Independentes criticam falta de segurança nas obras do mercado. Fonte da autarquia “pergunta” onde estavam os capacetes dos visitantes

A visita que os Independentes realizaram recentemente ao edifício do mercado municipal de Tomar apanhou de surpresa os responsáveis do executivo do Partido Socialista e da Coligação Democrática Unitária. Por aquilo que a Hertz apurou, os eleitos de ambos os contendores não foram avisados da pretensão dos membros dos IpT que, recorde-se, quiseram mesmo conferir o estatuto de “surpresa” a esta visita, altura em que a comitiva liderada pelo vereador Pedro Marques aproveitou para fazer um ponto de situação das obras em causa. Na ocasião, recorde-se, José Pedro Vasconcelos, responsável pela Mesa da Assembleia da Junta Urbana, lamentou as falhas em torno da segurança nas condições de trabalho dos funcionários, alertando para a falta de capacetes, botas e luvas: «Como é que é possível que uma obra do mercado esteja a funcionar com trabalhadores que nem capacete nem botas de protecção têm?! Pergunto à senhora presidente como é que isto é possível?! Quem é que inspecciona uma obra destas?! Isto é preocupante! Há pessoas a trabalhar em andaimes e no chão sem botas, sem luvas e capacete. A minha preocupação e de todos os eleitos dos Independentes é que este assunto em torno do mercado se resolva para que os nossos comerciantes não sejam obrigados a passar um novo Inverno à chuva».
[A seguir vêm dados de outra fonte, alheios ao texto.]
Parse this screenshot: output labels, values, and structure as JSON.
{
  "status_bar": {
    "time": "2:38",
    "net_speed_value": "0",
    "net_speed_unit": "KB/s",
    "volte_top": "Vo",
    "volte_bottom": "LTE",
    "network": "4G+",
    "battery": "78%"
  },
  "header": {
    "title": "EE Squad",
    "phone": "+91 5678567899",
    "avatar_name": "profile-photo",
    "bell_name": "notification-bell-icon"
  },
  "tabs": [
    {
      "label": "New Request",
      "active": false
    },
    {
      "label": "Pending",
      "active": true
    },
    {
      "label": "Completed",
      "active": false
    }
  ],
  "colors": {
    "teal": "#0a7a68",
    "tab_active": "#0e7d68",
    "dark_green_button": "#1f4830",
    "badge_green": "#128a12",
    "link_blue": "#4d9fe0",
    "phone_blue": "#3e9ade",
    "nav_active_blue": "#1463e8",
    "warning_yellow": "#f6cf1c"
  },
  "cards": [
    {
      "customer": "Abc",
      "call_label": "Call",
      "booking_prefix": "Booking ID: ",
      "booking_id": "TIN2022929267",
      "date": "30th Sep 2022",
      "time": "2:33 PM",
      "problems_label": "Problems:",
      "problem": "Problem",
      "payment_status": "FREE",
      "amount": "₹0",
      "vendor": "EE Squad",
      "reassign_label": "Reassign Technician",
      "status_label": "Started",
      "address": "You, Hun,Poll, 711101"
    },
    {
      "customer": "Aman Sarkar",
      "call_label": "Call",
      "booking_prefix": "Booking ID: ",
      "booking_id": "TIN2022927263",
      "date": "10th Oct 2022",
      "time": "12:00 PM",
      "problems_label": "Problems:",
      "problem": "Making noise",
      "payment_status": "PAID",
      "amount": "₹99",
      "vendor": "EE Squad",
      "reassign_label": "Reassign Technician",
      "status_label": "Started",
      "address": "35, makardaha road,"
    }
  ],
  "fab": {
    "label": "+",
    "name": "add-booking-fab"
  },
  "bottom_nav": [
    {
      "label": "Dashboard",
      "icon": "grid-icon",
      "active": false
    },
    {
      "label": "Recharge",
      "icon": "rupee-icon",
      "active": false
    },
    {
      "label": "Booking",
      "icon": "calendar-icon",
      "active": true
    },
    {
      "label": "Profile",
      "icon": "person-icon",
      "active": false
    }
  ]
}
“Resposta” aos Independentes na reunião de Câmara – A propósito destes reparos, a Hertz sabe que na próxima reunião de Câmara esta visita dos Independentes será motivo para que o executivo PS/CDU chame à equação, precisamente, as referidas questões de segurança. Fonte da autarquia disse à nossa redacção que «estranhou» o facto de a comitiva dos IpT chamar a atenção para uma «suposta ausência de elementos de segurança dos trabalhadores e não se dar conta de que também não estavam a usar capacete, uma obrigação para quem visita uma obra».